Being a cheap b@$turd, I even use the dreaded "Fram" filter in the belief that cheap filters changed more often are more effective than $20.00 filters changed once a year or.......two.

I've got two write ups if you wish to peruse em'. One for the Bronco;

http://www.supermotors.net/registry/4970/17326

and a better one for my Lincoln;

http://www.supermotors.net/registry/9371/27528

Sixlitre

p.s./
BTW in no way is an electric sensor as accurate as a mechanical, but it's damned close and a heck of a lot easier to find, install and pay for. A "gauge" is just that, something to gauge what your ATF is up to.

My buddy warped his Edlebrock heads on his newly (almost) finished 68' AMX last Spring because his stock gauges were not hooked up.

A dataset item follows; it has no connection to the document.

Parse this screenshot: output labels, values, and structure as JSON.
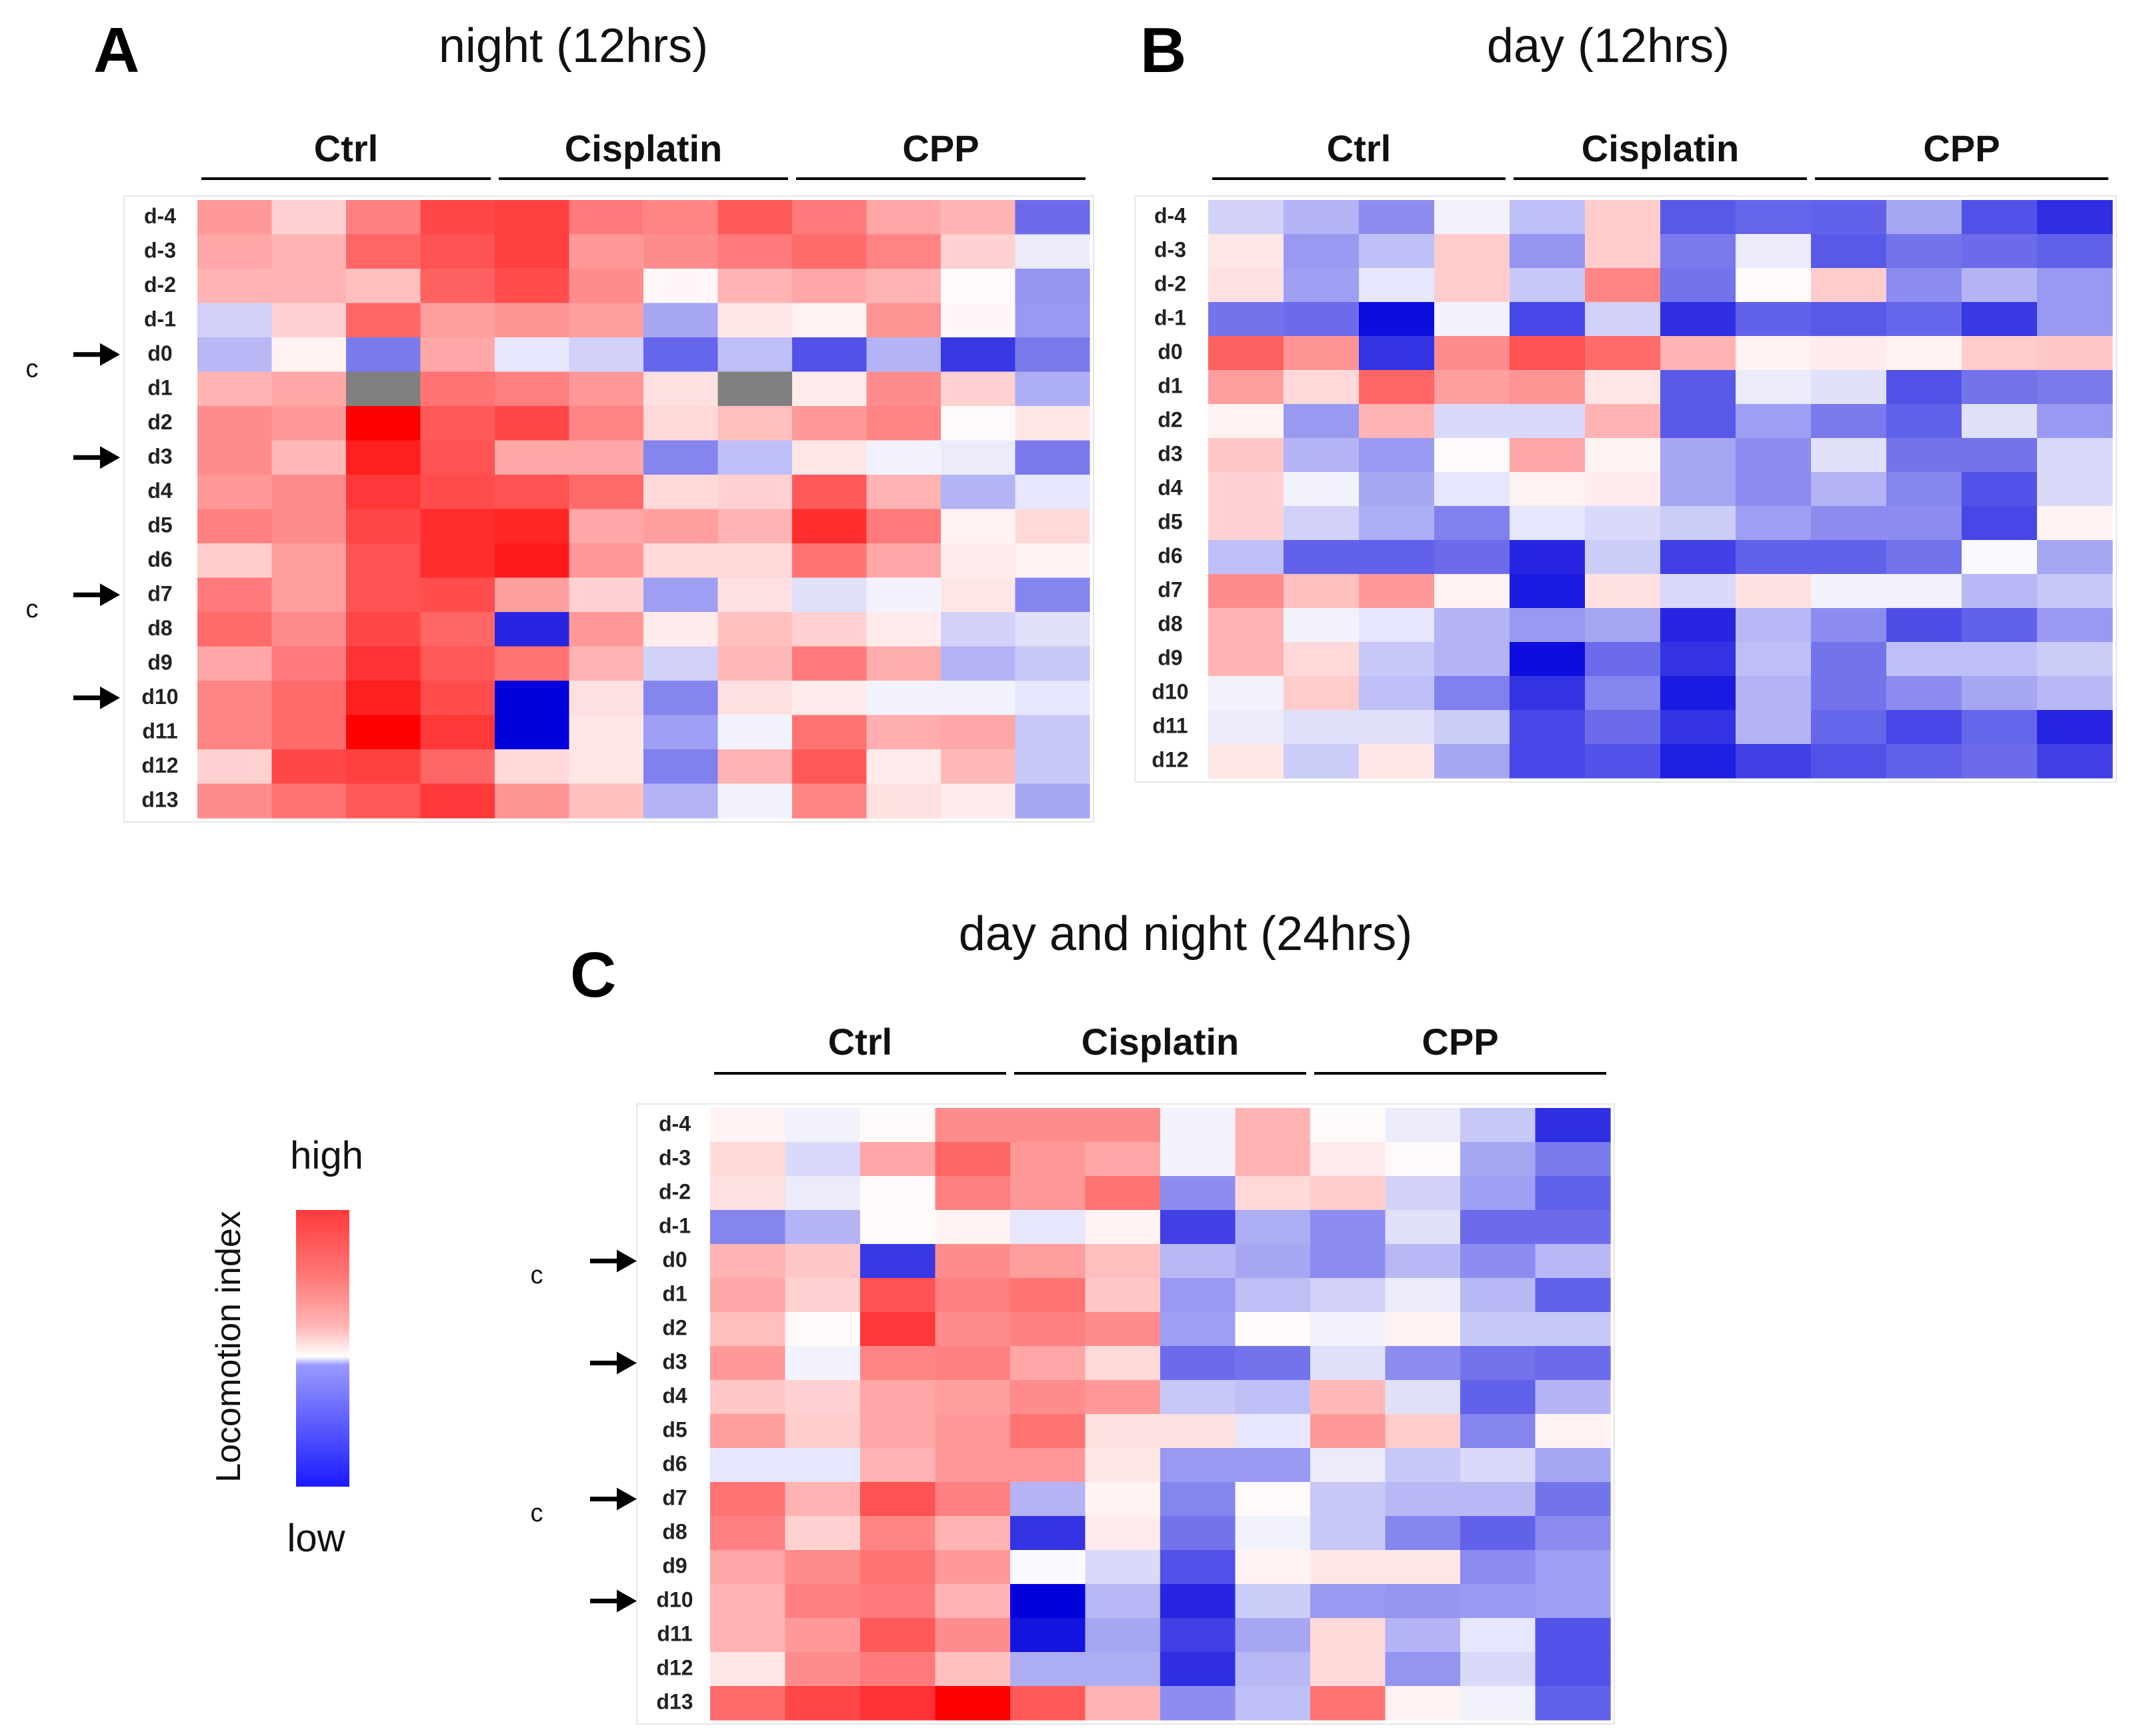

The beautiful, uber-expensive aftermarket gauges were on the bench, so he didn't have anything to "gauge" what his coolant was up to. Even the stock 42 year old electric gauges would have indicated there was a dead mouse (and his nest) in the header tank blocking his rad hose.

p.p.s.//
In many cases rebuilding your AOD or Ford OD transmission can run over the cost of rebuilding your engine, so............. cool and filter that ATF the best you can.
 
#41 ·
You want it to be around 160-180, that's fully warmed up. You just don't want to see that 220+, that's why I decided to install a puller fan behind the tranny cooler. Turn it on when in 4low going up long steep inclines and what not. That helped keep it maxing around 200 or so.